Os dados da mais recente Pesquisa Nacional por Amostra de Domicílios Continua (PNAD/Contínua) do IBGE, referentes a 2016, são por demais eloquentes: o rendimento dos trabalhadores pardos era R$ 1.480,00 e dos pretos R$ 1.461,00 – 55,5% menos que os trabalhadores brancos.

No quarto trimestre de 2016, o total de desempregados era de 12,3 milhões de trabalhadores, dos quais, 52,7% deles pardos; 11,0% pretos (66,7%); os brancos correspondem a 35,6%.

Que isso aconteça após 13 anos de um Governo autoproclamado de esquerda no Brasil, diz muito. Expõe e revela a natureza dessa República precária que temos, construída sob os escombros do escravismo – a República da Casa Grande.

Não por acaso, o Estado é a expressão dos interesses dos antigos escravocratas e seus descendentes. Não por acaso, os herdeiros das humilhações dos sofrimentos, filhos, netos, bisnetos e tataranetos da senzala, a imensa maioria do povo brasileiro (54% da população, segundo o mesmo IBGE), estão tão pouco – e quase sempre, mal – representados no Executivo, no Legislativo e no Judiciário, os três Poderes desse mesmo Estado.

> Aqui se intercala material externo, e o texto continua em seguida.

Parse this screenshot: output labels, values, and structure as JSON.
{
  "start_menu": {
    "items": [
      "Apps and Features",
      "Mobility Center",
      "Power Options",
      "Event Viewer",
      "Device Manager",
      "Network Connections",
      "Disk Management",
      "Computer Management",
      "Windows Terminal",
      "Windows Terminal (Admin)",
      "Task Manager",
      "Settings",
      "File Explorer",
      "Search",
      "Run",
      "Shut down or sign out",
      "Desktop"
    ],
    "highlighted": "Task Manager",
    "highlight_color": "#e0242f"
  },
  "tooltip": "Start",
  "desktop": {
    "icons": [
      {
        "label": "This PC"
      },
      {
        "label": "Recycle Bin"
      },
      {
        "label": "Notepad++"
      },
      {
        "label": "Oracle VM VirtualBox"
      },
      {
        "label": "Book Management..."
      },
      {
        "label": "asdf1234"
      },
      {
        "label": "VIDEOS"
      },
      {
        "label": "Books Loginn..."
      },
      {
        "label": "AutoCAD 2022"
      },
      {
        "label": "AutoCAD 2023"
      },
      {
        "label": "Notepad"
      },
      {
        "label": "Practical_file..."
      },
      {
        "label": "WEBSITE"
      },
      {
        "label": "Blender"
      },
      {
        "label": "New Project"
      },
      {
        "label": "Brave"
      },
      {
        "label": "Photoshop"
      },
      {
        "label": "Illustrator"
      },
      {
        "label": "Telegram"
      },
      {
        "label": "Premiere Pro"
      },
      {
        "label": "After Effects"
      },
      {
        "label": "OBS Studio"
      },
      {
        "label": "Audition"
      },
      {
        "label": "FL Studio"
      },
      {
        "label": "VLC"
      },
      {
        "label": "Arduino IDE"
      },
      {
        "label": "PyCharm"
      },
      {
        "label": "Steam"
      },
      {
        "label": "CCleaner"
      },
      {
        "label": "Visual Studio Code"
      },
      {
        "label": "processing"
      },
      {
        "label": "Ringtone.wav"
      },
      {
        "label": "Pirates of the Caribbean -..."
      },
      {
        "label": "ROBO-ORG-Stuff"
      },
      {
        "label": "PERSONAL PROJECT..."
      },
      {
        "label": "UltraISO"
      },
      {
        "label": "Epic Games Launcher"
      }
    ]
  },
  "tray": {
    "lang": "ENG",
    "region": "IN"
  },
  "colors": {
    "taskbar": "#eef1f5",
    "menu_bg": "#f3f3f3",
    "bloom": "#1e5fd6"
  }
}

Também não é por acaso que a Polícia criada para “caçar” negros sob o escravismo ainda no Império, ou para aprisioná-los nas Delegacias de Vadiagem criadas sob a República, faz a manutenção da estatística perversa: de cada três jovens assassinados pela Polícia, dois são negros.

Diante desse quadro, o que fazemos nós, os negros brasileiros? Como temos reagido a um massacre rotineiro e sistemático que já passa de um século; à condição de sobreviventes submetidos a uma sub-vida?

Para que precisamos mais de símbolos?

Desgraçadamente, o que temos visto é um movimento retórica, quase sempre vazia, que não consegue sair do terreno do simbólico para articular uma resistência que coloque em xeque os fundamentos dessa República – que nem justifica o nome, já que nada mais é do que a representação dos interesses do capital, dos herdeiros da Casa Grande, dos grandes proprietários de terra.

Esse “movimento negro” parado, “chapa branca”, refém das agendas de partidos que reproduzem o racismo institucional, não é digno da memória dos nossos antepassados mortos no tronco ou na resistência cotidiana e secular.

Os negros de altivez não aceitam continuar presos a lógica capitalista que nos mantém como força de trabalho-reserva, a quem estão reservados os sub-empregos, os “bicos”, a invisibilidade e a subalternidade.

O que se tem visto, pelo menos desde que – sob a ditadura – os negros saíram da invisibilidade para criar o Movimento Negro Unificado contra a Discriminação Racial, que nada tem a ver com esse MNU fragmentado, dividido em não se sabe quantas alas e ou facções, é a submissão a pauta dos partidos da ordem, que reproduzem e fazem a manutenção do racismo institucional.

Observe-se como é rala a presença negra na direção desses partidos. Repare-se como é pequena a participação na direção dos sindicatos e centrais sindicais neste movimento sindical cooptado pelo Estado.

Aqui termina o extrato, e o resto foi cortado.